A closely watched study of GlaxoSmithKline plc's Breo Ellipta respiratory treatment failed to prove that it extends patients' lives, denying the drugmaker a much-needed marketing edge in its most lucrative—but declining—medicine category.

It was a disappointing déjà vu for the British drugmaker, which previously failed to prove the same benefit for its much older respiratory treatment Advair, long the company's top seller with revenue of $8.3 billion as recently as 2013.

GlaxoSmithKline and partner Theravance Inc. of South San Francisco, California, had hoped their study, called SUMMIT, would show that Breo Ellipta, a once-a-day inhaled medicine for controlling asthma and chronic obstructive pulmonary disease, reduced the risk of patients dying and rate of lung function decline. The study included 16,485 patients in 43 countries with both heart disease and chronic obstructive pulmonary disease, which includes chronic bronchitis and emphysema.

The SUMMIT results, released Tuesday, indicated a trend toward reduced rates of lung function decline, death from any cause and death from heart attack or stroke, but the results weren't statistically significant, meaning they could have occurred by chance.

Had the results shown a strong reduction in those risks, the companies would have been able to promote Breo Ellipta as the first drug shown to extend lives of this high-risk group—patients who generally take respiratory medicines for years and often land in hospital ERs due to scary flare-ups when it's difficult to breathe.

Sanford Bernstein analyst Dr.
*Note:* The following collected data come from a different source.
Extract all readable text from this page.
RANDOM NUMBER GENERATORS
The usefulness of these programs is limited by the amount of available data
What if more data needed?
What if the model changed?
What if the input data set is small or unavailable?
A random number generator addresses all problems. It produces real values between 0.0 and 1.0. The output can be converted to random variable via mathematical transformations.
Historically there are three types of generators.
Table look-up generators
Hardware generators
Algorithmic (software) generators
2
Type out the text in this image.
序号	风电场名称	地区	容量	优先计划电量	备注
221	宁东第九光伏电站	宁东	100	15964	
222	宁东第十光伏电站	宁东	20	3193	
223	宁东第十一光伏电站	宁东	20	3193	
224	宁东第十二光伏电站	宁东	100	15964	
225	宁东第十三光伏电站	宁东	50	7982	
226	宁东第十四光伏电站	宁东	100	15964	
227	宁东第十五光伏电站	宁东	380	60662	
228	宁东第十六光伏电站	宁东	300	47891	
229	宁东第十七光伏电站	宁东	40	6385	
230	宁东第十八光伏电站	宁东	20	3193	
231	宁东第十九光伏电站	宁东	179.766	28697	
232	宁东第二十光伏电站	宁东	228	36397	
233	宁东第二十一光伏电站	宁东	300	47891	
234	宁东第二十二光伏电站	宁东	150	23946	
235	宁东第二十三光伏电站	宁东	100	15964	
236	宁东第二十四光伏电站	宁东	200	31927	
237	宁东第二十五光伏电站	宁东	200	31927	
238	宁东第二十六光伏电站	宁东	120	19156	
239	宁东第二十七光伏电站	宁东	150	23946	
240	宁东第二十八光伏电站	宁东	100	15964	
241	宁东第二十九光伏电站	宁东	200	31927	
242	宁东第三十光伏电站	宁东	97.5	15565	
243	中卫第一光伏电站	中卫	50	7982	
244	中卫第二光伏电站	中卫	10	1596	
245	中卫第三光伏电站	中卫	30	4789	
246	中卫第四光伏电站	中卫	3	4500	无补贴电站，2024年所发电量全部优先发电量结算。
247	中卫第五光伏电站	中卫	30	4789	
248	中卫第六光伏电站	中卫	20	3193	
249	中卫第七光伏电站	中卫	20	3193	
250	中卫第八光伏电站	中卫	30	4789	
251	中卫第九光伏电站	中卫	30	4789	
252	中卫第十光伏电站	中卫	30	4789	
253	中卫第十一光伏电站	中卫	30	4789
Tim Anderson noted that unlike Glaxo's earlier study of Advair, called TORCH, SUMMIT had better odds of succeeding because it focused on cardiac patients with increased risk of death.

"Unfortunately, SUMMIT did not deliver the goods," Anderson wrote to investors, adding, "Even if results had been positive, it was never clear how impactful they would be because physicians largely view Breo and Advair as interchangeable, and Advair is very well-entrenched."

GlaxoSmithKline has been trying to bolster revenue from its respiratory drug portfolio because Advair has seen sales tumble in recent years, including a 14 percent first-half decline to about $2.9 billion. Multiple brand-name rivals have forced price cuts and generic competition has slashed sales in several foreign countries.

In the U.S., the patent for Advair expires in August 2016, though generic competition likely won't be immediate because the drug comes inside a special inhaler-like device. Anderson predicts that competition will hit in the U.S. in 2017.

Breo Ellipta, first approved in the U.S. in May 2013, is one of four respiratory medicines approved since then as GlaxoSmithKline tries to build up its respiratory franchise.

Sales of all four have been minimal, though, at less than $200 million in the first half of this year.

U.S.-traded shares of Glaxo fell about 2 percent after the study results were released, but ended the day up 2.2 percent at $40.57. Shares of much-smaller Theravance plunged 15.4 percent to $13.53.